GG - you are putting forth a good effort. you just hang in there. I caught up with the past week's activities and reports. Here's what I see:

  • your H sounds like an authoritarian. If he says, Go buy a box of chocolates, and you decline, he gets huffy. Well, in my house, that would be a cause for me to get up and smile, laugh, and then buy the box of chocolates myself. And my wife might have even made that direct suggestion to me, a bit impolitely. He does not seem to treat you as an equal.
  • you are pushing the R talks. Saying that you would rather have him home and in bed with you, saying you have needs. GG, we know you have needs, and he is vaguely aware you have needs. But he is not yet in a position to discuss them.
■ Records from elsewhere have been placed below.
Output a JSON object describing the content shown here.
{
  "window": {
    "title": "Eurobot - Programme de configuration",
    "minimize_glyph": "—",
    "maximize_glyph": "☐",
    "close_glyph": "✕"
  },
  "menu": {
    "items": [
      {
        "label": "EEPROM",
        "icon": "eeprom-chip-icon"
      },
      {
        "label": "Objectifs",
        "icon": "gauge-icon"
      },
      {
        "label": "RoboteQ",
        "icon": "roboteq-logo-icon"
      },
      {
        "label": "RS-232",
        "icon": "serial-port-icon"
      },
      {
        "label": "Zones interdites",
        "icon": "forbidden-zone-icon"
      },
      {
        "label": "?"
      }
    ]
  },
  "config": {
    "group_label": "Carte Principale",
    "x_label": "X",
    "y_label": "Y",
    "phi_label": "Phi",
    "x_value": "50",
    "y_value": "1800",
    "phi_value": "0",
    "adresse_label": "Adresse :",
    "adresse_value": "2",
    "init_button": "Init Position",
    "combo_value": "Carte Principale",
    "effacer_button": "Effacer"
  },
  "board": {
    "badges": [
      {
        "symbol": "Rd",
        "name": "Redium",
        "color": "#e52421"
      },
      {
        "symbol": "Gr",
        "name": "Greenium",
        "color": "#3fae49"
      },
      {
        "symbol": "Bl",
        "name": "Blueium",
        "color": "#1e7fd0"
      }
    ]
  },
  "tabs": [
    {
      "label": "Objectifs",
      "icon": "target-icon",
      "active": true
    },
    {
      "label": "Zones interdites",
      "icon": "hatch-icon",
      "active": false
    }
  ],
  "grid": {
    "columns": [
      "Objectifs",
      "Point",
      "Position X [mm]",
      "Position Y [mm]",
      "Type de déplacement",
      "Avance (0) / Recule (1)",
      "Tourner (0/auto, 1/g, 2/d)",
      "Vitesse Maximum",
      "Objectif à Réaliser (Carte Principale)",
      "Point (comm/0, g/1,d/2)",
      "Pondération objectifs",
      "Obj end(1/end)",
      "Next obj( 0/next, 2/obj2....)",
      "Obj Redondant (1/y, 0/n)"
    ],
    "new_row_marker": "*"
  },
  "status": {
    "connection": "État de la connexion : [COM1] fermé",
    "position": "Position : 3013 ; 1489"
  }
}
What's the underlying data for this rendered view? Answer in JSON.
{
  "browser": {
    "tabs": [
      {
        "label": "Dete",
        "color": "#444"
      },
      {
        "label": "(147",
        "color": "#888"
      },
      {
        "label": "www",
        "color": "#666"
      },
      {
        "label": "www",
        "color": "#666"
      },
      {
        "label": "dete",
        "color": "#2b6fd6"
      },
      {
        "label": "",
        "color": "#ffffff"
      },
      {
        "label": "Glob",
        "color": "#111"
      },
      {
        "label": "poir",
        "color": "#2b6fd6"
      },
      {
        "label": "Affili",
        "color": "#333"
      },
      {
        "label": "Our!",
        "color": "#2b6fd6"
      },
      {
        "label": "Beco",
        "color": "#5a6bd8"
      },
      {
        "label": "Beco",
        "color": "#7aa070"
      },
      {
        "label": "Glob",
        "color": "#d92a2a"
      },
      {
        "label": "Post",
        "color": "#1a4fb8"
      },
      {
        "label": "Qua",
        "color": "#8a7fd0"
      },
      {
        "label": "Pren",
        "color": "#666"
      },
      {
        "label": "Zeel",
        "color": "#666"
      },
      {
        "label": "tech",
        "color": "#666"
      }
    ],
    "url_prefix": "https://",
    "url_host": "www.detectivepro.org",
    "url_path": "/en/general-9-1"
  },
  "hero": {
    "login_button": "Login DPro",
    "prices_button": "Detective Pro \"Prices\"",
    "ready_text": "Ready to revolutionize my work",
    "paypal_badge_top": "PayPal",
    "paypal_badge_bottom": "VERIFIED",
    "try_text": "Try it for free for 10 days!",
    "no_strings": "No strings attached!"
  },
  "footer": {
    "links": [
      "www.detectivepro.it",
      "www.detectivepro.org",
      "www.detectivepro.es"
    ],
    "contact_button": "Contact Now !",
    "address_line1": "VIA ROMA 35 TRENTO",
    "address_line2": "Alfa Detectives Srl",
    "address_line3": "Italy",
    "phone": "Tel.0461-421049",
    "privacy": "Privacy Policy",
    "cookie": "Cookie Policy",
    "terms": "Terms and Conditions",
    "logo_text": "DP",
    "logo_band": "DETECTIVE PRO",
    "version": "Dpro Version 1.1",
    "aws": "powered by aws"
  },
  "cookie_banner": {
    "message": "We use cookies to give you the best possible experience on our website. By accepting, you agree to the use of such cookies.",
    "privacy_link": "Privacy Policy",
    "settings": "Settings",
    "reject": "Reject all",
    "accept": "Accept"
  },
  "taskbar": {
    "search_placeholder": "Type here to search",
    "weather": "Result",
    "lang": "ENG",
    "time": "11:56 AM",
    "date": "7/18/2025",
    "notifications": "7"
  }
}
You NEED to discuss these things, but NOT RIGHT NOW. What I mean is, you must be thoughtful about when to raise these things, and not do it opportunistically, or in the heat of the moment. Consider when it would be a good time to raise it, and do it then. In counseling? After a quiet dinner? etc etc. Also consider how to raise it. Obliquely? Directly? There is a guy I know who is a master at dropping gentle hints to his wife. He will hint and hint and hint, very gently. And then only later will he directly raise the issue. Would this work for you?
    Maybe consider just deferring the conversation completely, until later. Look for progress in other ways, and wait til you feel more secure about things before raising the "I have needs" conversation.


I know nothing, these are just suggestions and ideas.

PlentyHope - tell me more about this Love and Respect book and the theory around laundry. I used to be a guy who helped out quite a lot around the house. a TON. Diapers, cleaning toilets, laundry, ironing, dishes. "help around the house" is not the right phrase. Can you tell me the theory in the book.